Cream is also a dilute color and comes from the primary coat color red (which is incorrectly called orange). Cream is another rare color that generally is only found in cats bred to achieve it. It can be found both as a solid color and in patterns such as tabby and point. Cream can also be found in "fever coat," which is a condition triggered when a pregnant cat has a fever or is very stressed. The newborn kittens appear a silver or cream color that gradually changes to match their "true" color. Cream is also found as one of the patterns in dilute calico cats, and is a point color in some breeds, such as the Colorpoint Shorthair.
Cats with rosettes look like little wild leopards and are most often found on hybrid breeds like the Bengal, Savannah, Egyptian Mau, and Ocicat. Scientists believe this coloration is caused by the agouti gene related to tabby and ticked coat patterns. Rosettes have different patterns, such as the arrowhead rosette, clouded leopard, paw print, and donut.
Chinchilla and Smoke
These two colors are similar in coloration but are actually different colors at the root. They're also known as shading. Shading is also related to the agouti and inhibited pigment genes. Both colors can be found in Persians.
The rare chinchilla coat coloring was named after the chinchilla rodent, which has similar coloration. The hair of a chinchilla cat is white at the root and middle, but the far tips are a dark color. Depending on the color of the tip, the cat can look silver or golden. Chinchillas come in several patterns include blue chinchilla, silver, golden, chinchilla shaded tortoiseshell, and red. Some cat fanciers even consider the chinchilla to be a separate breed from Persians.
Unlike a chinchilla, the smoked cat has a silvery light color at the hair root and a darker color on the remaining length of the hair.
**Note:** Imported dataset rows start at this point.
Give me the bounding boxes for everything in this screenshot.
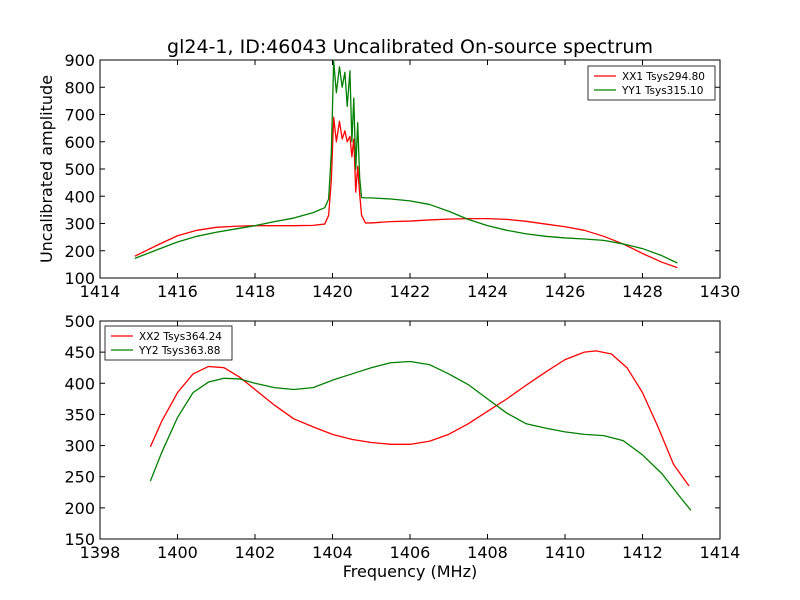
x-tick-label: 1428 xyxy=(622,282,663,301)
x-tick-label: 1416 xyxy=(157,282,198,301)
x-tick-label: 1412 xyxy=(622,543,663,562)
legend-entry: YY1 Tsys315.10 xyxy=(621,85,703,97)
y-tick-label: 600 xyxy=(64,133,95,152)
series-line-2 xyxy=(149,360,692,511)
x-tick-label: 1406 xyxy=(390,543,431,562)
x-tick-label: 1430 xyxy=(700,282,741,301)
y-tick-label: 200 xyxy=(64,499,95,518)
y-tick-label: 500 xyxy=(64,312,95,331)
x-tick-label: 1398 xyxy=(80,543,121,562)
y-tick-label: 250 xyxy=(64,468,95,487)
x-tick-label: 1410 xyxy=(545,543,586,562)
x-tick-label: 1404 xyxy=(312,543,353,562)
x-tick-label: 1422 xyxy=(390,282,431,301)
y-tick-label: 400 xyxy=(64,374,95,393)
series-line-2 xyxy=(134,60,678,264)
y-tick-label: 300 xyxy=(64,215,95,234)
bottom-spectrum-plot: 1398 1400 1402 1404 1406 1408 1410 1412 1414 150 2… xyxy=(64,312,740,581)
y-tick-label: 150 xyxy=(64,530,95,549)
y-axis-label: Uncalibrated amplitude xyxy=(37,75,56,263)
y-tick-label: 200 xyxy=(64,242,95,261)
x-tick-label: 1420 xyxy=(312,282,353,301)
y-tick-label: 400 xyxy=(64,187,95,206)
y-tick-label: 100 xyxy=(64,269,95,288)
y-tick-label: 800 xyxy=(64,78,95,97)
x-tick-label: 1408 xyxy=(467,543,508,562)
legend-entry: XX2 Tsys364.24 xyxy=(139,331,222,343)
legend: XX2 Tsys364.24 YY2 Tsys363.88 xyxy=(104,325,233,361)
y-tick-label: 300 xyxy=(64,437,95,456)
y-tick-label: 500 xyxy=(64,160,95,179)
series-line-1 xyxy=(149,350,690,487)
series-line-1 xyxy=(134,116,678,269)
legend: XX1 Tsys294.80 YY1 Tsys315.10 xyxy=(587,65,716,101)
figure-title: gl24-1, ID:46043 Uncalibrated On-source … xyxy=(167,36,653,58)
legend-box xyxy=(587,65,716,101)
legend-entry: XX1 Tsys294.80 xyxy=(622,71,705,83)
x-tick-label: 1400 xyxy=(157,543,198,562)
x-tick-label: 1424 xyxy=(467,282,508,301)
x-tick-label: 1402 xyxy=(235,543,276,562)
x-tick-label: 1426 xyxy=(545,282,586,301)
y-tick-label: 350 xyxy=(64,405,95,424)
x-tick-label: 1414 xyxy=(80,282,121,301)
x-tick-label: 1418 xyxy=(235,282,276,301)
y-tick-label: 700 xyxy=(64,106,95,125)
top-spectrum-plot: 1414 1416 1418 1420 1422 1424 1426 1428 1430 100 2… xyxy=(37,51,740,301)
x-tick-label: 1414 xyxy=(700,543,741,562)
y-tick-label: 900 xyxy=(64,51,95,70)
legend-box xyxy=(104,325,233,361)
y-tick-label: 450 xyxy=(64,343,95,362)
x-axis-label: Frequency (MHz) xyxy=(343,562,477,581)
legend-entry: YY2 Tsys363.88 xyxy=(138,345,220,357)
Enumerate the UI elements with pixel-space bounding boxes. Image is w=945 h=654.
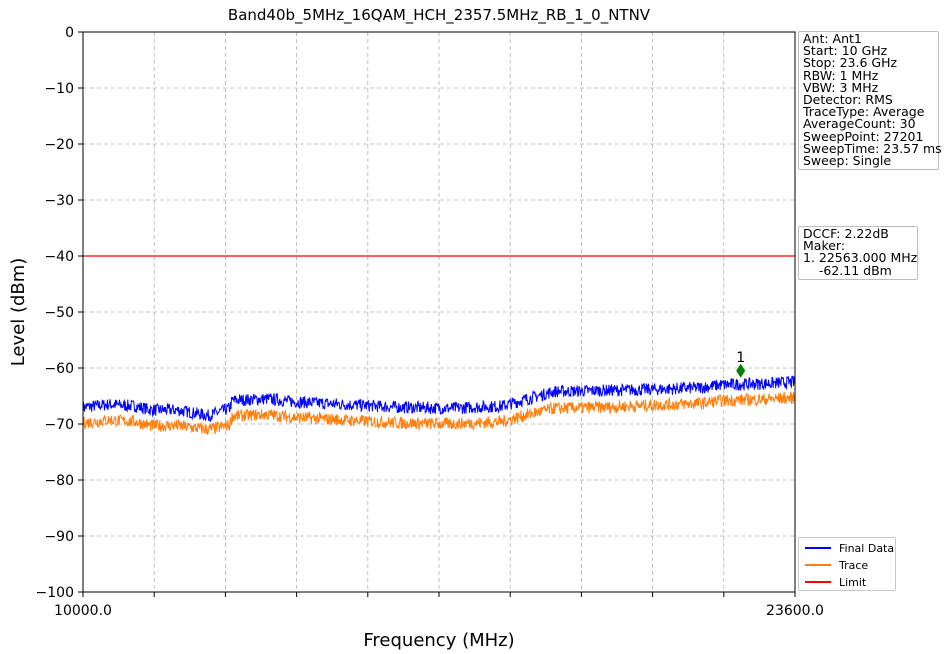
marker-label: 1 [736, 350, 745, 366]
legend-item-final-data: Final Data [805, 541, 894, 555]
grid [83, 32, 795, 592]
y-tick-label: −20 [44, 137, 74, 153]
y-tick-label: −70 [44, 417, 74, 433]
marker-diamond [736, 363, 746, 378]
settings-info-box: Ant: Ant1 Start: 10 GHz Stop: 23.6 GHz R… [798, 31, 942, 171]
legend-swatch-limit [805, 581, 831, 583]
legend-swatch-final-data [805, 547, 831, 549]
y-tick-label: −100 [36, 585, 74, 601]
marker-layer: 1 [736, 350, 746, 378]
y-axis-label: Level (dBm) [8, 258, 29, 367]
legend-swatch-trace [805, 564, 831, 566]
legend-label-limit: Limit [839, 575, 867, 589]
series-trace [82, 391, 796, 435]
y-tick-label: −90 [44, 529, 74, 545]
axes: 0 −10 −20 −30 −40 −50 −60 −70 −80 −90 −100 10000.0 2… [36, 25, 824, 619]
x-tick-label-start: 10000.0 [54, 603, 112, 619]
y-tick-label: −60 [44, 361, 74, 377]
series-final-data [82, 375, 796, 422]
y-tick-label: −10 [44, 81, 74, 97]
x-tick-label-end: 23600.0 [766, 603, 824, 619]
chart-title: Band40b_5MHz_16QAM_HCH_2357.5MHz_RB_1_0_… [228, 6, 651, 25]
legend-item-trace: Trace [805, 558, 868, 572]
legend: Final Data Trace Limit [798, 537, 896, 591]
y-tick-label: −50 [44, 305, 74, 321]
legend-label-trace: Trace [839, 558, 869, 572]
y-tick-label: −30 [44, 193, 74, 209]
y-tick-label: 0 [65, 25, 74, 41]
y-tick-label: −80 [44, 473, 74, 489]
x-axis-label: Frequency (MHz) [363, 630, 514, 651]
legend-item-limit: Limit [805, 575, 866, 589]
legend-label-final-data: Final Data [839, 541, 895, 555]
y-tick-label: −40 [44, 249, 74, 265]
series-layer [82, 255, 796, 435]
marker-info-box: DCCF: 2.22dB Maker: 1. 22563.000 MHz -62… [798, 226, 918, 280]
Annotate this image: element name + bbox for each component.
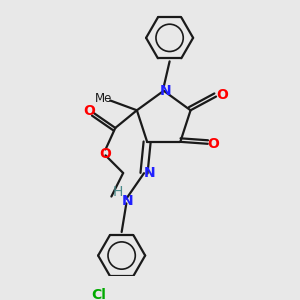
Text: N: N (121, 194, 133, 208)
Text: H: H (112, 184, 123, 199)
Text: O: O (208, 137, 220, 151)
Text: Me: Me (95, 92, 112, 105)
Text: N: N (160, 84, 171, 98)
Text: N: N (144, 166, 156, 180)
Text: O: O (100, 147, 111, 161)
Text: Cl: Cl (92, 288, 106, 300)
Text: O: O (216, 88, 228, 102)
Text: O: O (83, 104, 95, 118)
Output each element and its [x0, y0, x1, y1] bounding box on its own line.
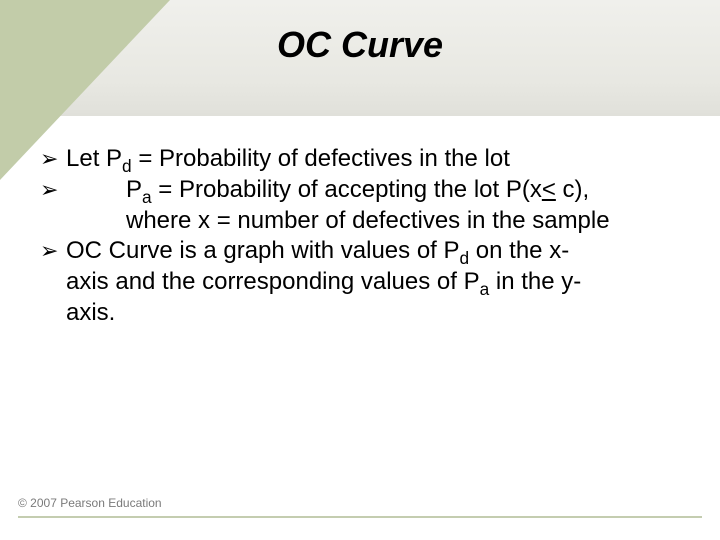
slide-body: ➢ Let Pd = Probability of defectives in …	[40, 144, 680, 328]
bullet-glyph-icon: ➢	[40, 175, 66, 206]
subscript: a	[142, 187, 152, 207]
text-fragment: P	[126, 176, 142, 203]
text-indent	[66, 207, 126, 234]
subscript: d	[460, 248, 470, 268]
copyright-footer: © 2007 Pearson Education	[18, 496, 162, 510]
bullet-glyph-icon: ➢	[40, 144, 66, 175]
bullet-1: ➢ Let Pd = Probability of defectives in …	[40, 144, 680, 175]
text-fragment: axis and the corresponding values of P	[66, 268, 480, 295]
text-fragment: = Probability of defectives in the lot	[132, 145, 510, 172]
text-indent	[66, 176, 126, 203]
text-fragment: Let P	[66, 145, 122, 172]
text-fragment: c),	[556, 176, 589, 203]
text-fragment: OC Curve is a graph with values of P	[66, 237, 460, 264]
bullet-3-text: OC Curve is a graph with values of Pd on…	[66, 236, 680, 328]
slide: OC Curve ➢ Let Pd = Probability of defec…	[0, 0, 720, 540]
text-fragment: where x = number of defectives in the sa…	[126, 207, 610, 234]
subscript: d	[122, 156, 132, 176]
text-fragment: on the x-	[469, 237, 569, 264]
subscript: a	[480, 279, 490, 299]
bullet-3: ➢ OC Curve is a graph with values of Pd …	[40, 236, 680, 328]
bullet-2-text: Pa = Probability of accepting the lot P(…	[66, 175, 680, 236]
text-fragment: = Probability of accepting the lot P(x	[152, 176, 542, 203]
text-underline: <	[542, 176, 556, 203]
footer-rule	[18, 516, 702, 518]
bullet-2: ➢ Pa = Probability of accepting the lot …	[40, 175, 680, 236]
text-fragment: axis.	[66, 299, 115, 326]
bullet-1-text: Let Pd = Probability of defectives in th…	[66, 144, 680, 175]
bullet-glyph-icon: ➢	[40, 236, 66, 267]
text-fragment: in the y-	[489, 268, 581, 295]
slide-title: OC Curve	[0, 24, 720, 66]
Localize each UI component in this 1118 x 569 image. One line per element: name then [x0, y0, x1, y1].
At first glance, a smoke cat may look like they're a solid color, but with movement or when the hair is parted, you can view the silver undercoat. Smoke comes in several varieties like the chinchilla, such as smoke points, tortoiseshell smoke, silver smoke, and chocolate smoke. The smoke color can also be found in the coat patterns of the Egyptian Mau, Maine Coon, and Norwegian Forest Cat.
Learning About Cat Colors
Cat coloration and how they are created based on the genes involved are fascinating topics. Whether your cat is a common color like black or tabby or a rare cat, they're still enjoyable felines!